Perlombaan akan berlangsung selama dua pekan dan diikuti seluruh jajaran Ditjen Bimas Islam. Kegiatan ini terbagi dalam dua kategori, yaitu perorangan dan grup.
Kategori perorangan meliputi lomba tenis meja, tenis lapangan ganda putra dan putri, catur, karaoke, balap karung menggunakan helm, bulu tangkis tunggal dan ganda, serta balap kardus. Sementara pada kategori grup, digelar lomba tarik tambang, mengambil botol menggunakan tali, memancing, dan menata tumpeng.
Dalam sambutannya, Abu Rokhmad menyampaikan empat pesan kunci yang ia sebut sebagai "4S".
"Saya merangkum empat pesan ini dalam bentuk 4S, yaitu silaturahmi, sehat, senyum, dan Serambi Bimas Islam," ujar Abu.
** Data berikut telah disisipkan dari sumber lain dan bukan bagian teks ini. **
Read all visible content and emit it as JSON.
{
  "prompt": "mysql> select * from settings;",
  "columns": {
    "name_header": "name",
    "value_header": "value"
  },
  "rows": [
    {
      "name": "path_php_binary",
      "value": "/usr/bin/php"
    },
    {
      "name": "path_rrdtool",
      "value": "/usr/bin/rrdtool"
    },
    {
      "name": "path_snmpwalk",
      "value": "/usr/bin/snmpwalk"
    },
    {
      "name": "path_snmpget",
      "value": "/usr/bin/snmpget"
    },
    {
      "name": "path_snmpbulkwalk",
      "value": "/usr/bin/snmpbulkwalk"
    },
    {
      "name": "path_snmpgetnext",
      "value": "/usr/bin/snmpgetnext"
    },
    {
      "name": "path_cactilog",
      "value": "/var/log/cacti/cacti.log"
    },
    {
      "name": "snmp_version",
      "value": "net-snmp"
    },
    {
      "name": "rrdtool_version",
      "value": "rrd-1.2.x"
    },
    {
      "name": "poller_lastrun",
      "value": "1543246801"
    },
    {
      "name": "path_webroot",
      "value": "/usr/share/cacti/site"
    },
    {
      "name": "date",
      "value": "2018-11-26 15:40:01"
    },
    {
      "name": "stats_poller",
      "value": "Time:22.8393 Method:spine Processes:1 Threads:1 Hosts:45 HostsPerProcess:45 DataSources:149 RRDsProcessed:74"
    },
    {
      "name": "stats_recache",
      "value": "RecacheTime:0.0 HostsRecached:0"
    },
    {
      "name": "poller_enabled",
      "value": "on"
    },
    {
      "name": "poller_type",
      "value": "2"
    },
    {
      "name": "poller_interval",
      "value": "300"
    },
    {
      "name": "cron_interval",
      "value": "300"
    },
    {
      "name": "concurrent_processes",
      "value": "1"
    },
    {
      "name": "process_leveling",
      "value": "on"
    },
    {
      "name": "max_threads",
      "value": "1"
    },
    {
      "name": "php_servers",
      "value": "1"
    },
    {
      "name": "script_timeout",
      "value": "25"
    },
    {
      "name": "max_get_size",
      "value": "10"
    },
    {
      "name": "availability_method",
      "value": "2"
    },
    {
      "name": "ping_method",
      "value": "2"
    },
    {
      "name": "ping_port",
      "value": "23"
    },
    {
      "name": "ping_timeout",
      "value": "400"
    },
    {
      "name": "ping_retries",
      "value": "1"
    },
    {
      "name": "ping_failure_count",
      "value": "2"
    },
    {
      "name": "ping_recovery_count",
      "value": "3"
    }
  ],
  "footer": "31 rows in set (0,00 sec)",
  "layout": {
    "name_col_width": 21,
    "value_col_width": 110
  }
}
Ia mengingatkan pentingnya mempererat silaturahmi antarpegawai, mengingat kesibukan pekerjaan sering membuat pegawai jarang berinteraksi. "Sering kali kita hanya mengenal wajah, tetapi lupa nama, bahkan jarang menyapa antarunit kerja. Saya berharap, momen peringatan HUT RI ini bisa menjadi sarana untuk memperkuat kebersamaan," tuturnya.
Pesan kedua yang ditekankan adalah pentingnya menjaga kesehatan. Menurutnya, kegiatan lomba bisa menjadi sarana rekreasi yang menyehatkan di tengah padatnya beban kerja.
"Saya tahu, banyak pegawai yang tetap bekerja bahkan di akhir pekan. Maka, mari jadikan lomba ini sebagai cara untuk menjaga kebugaran jasmani," ajaknya.
Abu juga mengungkapkan pentingnya senyum dalam aktivitas sehari-hari. "Senyum itu sederhana, tapi bisa mempererat hubungan sosial dan menciptakan suasana kerja yang menyenangkan," katanya.
Pada kesempatan yang sama, Abu meluncurkan program Serambi Bimas Islam. Ia menjelaskan, konsep serambi diambil dari tradisi masyarakat sebagai ruang interaksi yang terbuka dan bersahabat.
"Sebagaimana serambi masjid tempo dulu menjadi tempat bermusyawarah dan menyelesaikan persoalan keagamaan, Serambi Bimas Islam kami gagas sebagai simbol keterbukaan kami dalam menyapa dan melayani masyarakat," jelasnya.
Ia berharap kegiatan ini tidak hanya menjadi ajang peringatan kemerdekaan, tetapi juga memperkuat budaya kerja yang sehat, harmonis, dan bersemangat dalam pelayanan.
"Kegiatan ini sekaligus menjadi sarana menyegarkan hubungan antarsesama pegawai dan memperkuat komitmen kita dalam menjalankan amanah pelayanan publik," pungkas Abu.